Chociaż od dawna jasne jest, że Krystyna Pawłowicz przynosi PiS-owi więcej szkód wizerunkowych, niż pożytku, nadal spotyka się z wyborcami. W Żywcu przekonywała, że Europa to "dom publiczny", a homoseksualizm nadal powinien być uznawany za chorobę.
REKLAMA
Prof. Krystyna Pawłowicz z Prawa i Sprawiedliwości kontynuuje weekendowe wizyty w polskich miastach, gdzie spotyka się z sympatykami partii. Tym razem pojawiła się w Żywcu, dokąd zaprosił ją znany z równie ostrych poglądów i wypowiedzi Stanisław Pięta, poseł z Bielska-Białej. Poseł Pawłowicz skupiła się na swoich standardowych tematach: krytyce homoseksualizmu i Unii Europejskiej.
Europa jest domem publicznym, w który wszystko wolno. Z kozą, koniem, z małpą, z drugą kobietą, dzieckiem, z każdym. W całej tej rezolucji wzywają do tego, aby wszystkie skłonności seksualne były dozwolone. CZYTAJ WIĘCEJ
Źródło: "Dziennik Zachodni"
Bardzo ostro wypowiadała się o Annie Grodzkiej i Robercie Biedroniu z Twojego Ruchu – informuje "Dziennik Zachodni". Transseksualną posłankę nazywała jej imieniem i nazwiskiem sprzed zmiany płci (Krzysztof Bęgowski). Zmianę płci porównała do osób, którym wydaje się, że są Napoleonem albo kotem. "Nie wysyłamy ich do zoo, ale do Tworek pod Warszawą" – stwierdziła. Biedroniowi zarzuciła z kolei, że "pokazuje zdjęcia jakichś śliniących się facetów".
Inne spotkania z wyborcami także obfitowały w kontrowersyjne tezy i pytania. – Czy współżycie do odbytu to jest miłość? – zastanawiała się tydzień temu prof.
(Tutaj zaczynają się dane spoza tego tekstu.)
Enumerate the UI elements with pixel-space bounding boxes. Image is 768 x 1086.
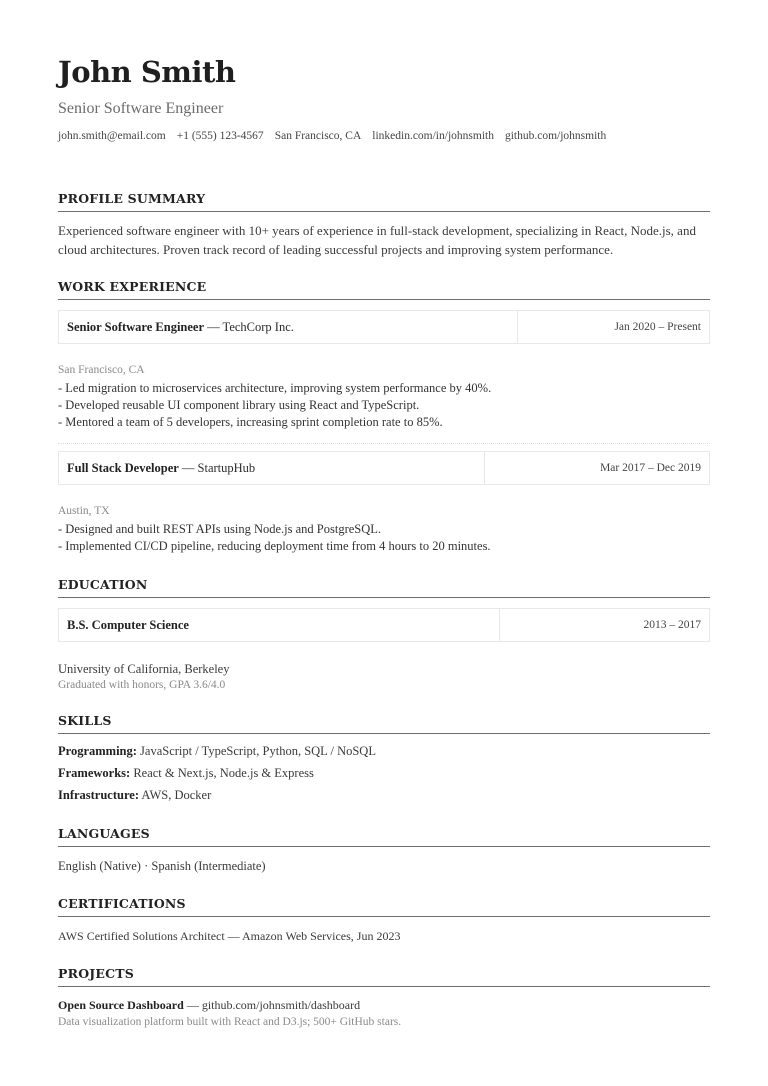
candidate-title: Senior Software Engineer xyxy=(58,100,224,117)
job-entry xyxy=(58,451,710,555)
job-entry xyxy=(58,310,710,431)
education-dates: 2013 – 2017 xyxy=(643,619,701,631)
job-header xyxy=(58,451,710,485)
skill-item xyxy=(58,762,710,784)
education-degree: B.S. Computer Science xyxy=(67,617,189,632)
job-bullet: - Implemented CI/CD pipeline, reducing deployment time from 4 hours to 20 minutes. xyxy=(58,539,491,553)
skill-item xyxy=(58,784,710,806)
section-heading: PROFILE SUMMARY xyxy=(58,191,710,212)
languages-text: English (Native) · Spanish (Intermediate) xyxy=(58,859,266,873)
section-heading: SKILLS xyxy=(58,713,710,734)
job-bullet: - Mentored a team of 5 developers, increasing sprint completion rate to 85%. xyxy=(58,415,443,429)
contact-linkedin: linkedin.com/in/johnsmith xyxy=(372,130,494,142)
section-profile-summary xyxy=(58,191,710,259)
job-location: San Francisco, CA xyxy=(58,364,145,376)
section-heading: LANGUAGES xyxy=(58,826,710,847)
job-company: — TechCorp Inc. xyxy=(204,319,294,334)
section-heading: CERTIFICATIONS xyxy=(58,896,710,917)
section-projects xyxy=(58,966,710,1030)
job-bullets xyxy=(58,380,710,431)
skill-value: JavaScript / TypeScript, Python, SQL / NoSQL xyxy=(136,744,376,758)
skill-item xyxy=(58,740,710,762)
job-bullet: - Designed and built REST APIs using Node.js and PostgreSQL. xyxy=(58,522,382,536)
project-link[interactable]: — github.com/johnsmith/dashboard xyxy=(183,998,361,1012)
section-education xyxy=(58,577,710,693)
candidate-name: John Smith xyxy=(58,55,236,89)
job-role: Full Stack Developer xyxy=(67,460,179,475)
section-certifications xyxy=(58,896,710,946)
project-name: Open Source Dashboard xyxy=(58,998,184,1012)
contact-line xyxy=(58,128,710,144)
job-bullet: - Led migration to microservices architecture, improving system performance by 40%. xyxy=(58,381,492,395)
education-note: Graduated with honors, GPA 3.6/4.0 xyxy=(58,679,226,691)
job-company: — StartupHub xyxy=(178,460,256,475)
job-bullet: - Developed reusable UI component library using React and TypeScript. xyxy=(58,398,420,412)
skills-list xyxy=(58,740,710,806)
job-dates: Jan 2020 – Present xyxy=(614,321,701,333)
skill-value: AWS, Docker xyxy=(139,788,212,802)
skill-value: React & Next.js, Node.js & Express xyxy=(130,766,314,780)
project-item xyxy=(58,997,710,1014)
section-heading: PROJECTS xyxy=(58,966,710,987)
section-skills xyxy=(58,713,710,806)
contact-email: john.smith@email.com xyxy=(58,130,166,142)
section-work-experience xyxy=(58,279,710,555)
education-header xyxy=(58,608,710,642)
job-header xyxy=(58,310,710,344)
summary-text: Experienced software engineer with 10+ years of experience in full-stack development, specializing in React, Node.js, and cloud architectures. Proven track record of leading successful projects and improving system performance. xyxy=(58,223,696,257)
job-bullets xyxy=(58,521,710,555)
skill-label: Infrastructure: xyxy=(58,788,139,802)
contact-github: github.com/johnsmith xyxy=(504,130,607,142)
entry-divider xyxy=(58,443,710,444)
contact-location: San Francisco, CA xyxy=(274,130,362,142)
job-location: Austin, TX xyxy=(58,505,110,517)
education-school: University of California, Berkeley xyxy=(58,662,230,676)
certification-item: AWS Certified Solutions Architect — Amazon Web Services, Jun 2023 xyxy=(58,929,401,943)
skill-label: Frameworks: xyxy=(58,766,131,780)
job-role: Senior Software Engineer xyxy=(67,319,205,334)
job-dates: Mar 2017 – Dec 2019 xyxy=(600,462,701,474)
project-description: Data visualization platform built with React and D3.js; 500+ GitHub stars. xyxy=(58,1016,402,1028)
contact-phone: +1 (555) 123-4567 xyxy=(176,130,264,142)
section-heading: EDUCATION xyxy=(58,577,710,598)
section-heading: WORK EXPERIENCE xyxy=(58,279,710,300)
skill-label: Programming: xyxy=(58,744,137,758)
section-languages xyxy=(58,826,710,876)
Krystyna Pawłowicz podczas spotkania z wyborcami Prawa i Sprawiedliwości w Zabrzu. Posłanka wcześniej dała jednak do zrozumienia, że to raczej pytanie retoryczne. Seks analny w jej opinii to bowiem główny wyznacznik związków między homoseksualistami.
Źródło: "Dziennik Zachodni"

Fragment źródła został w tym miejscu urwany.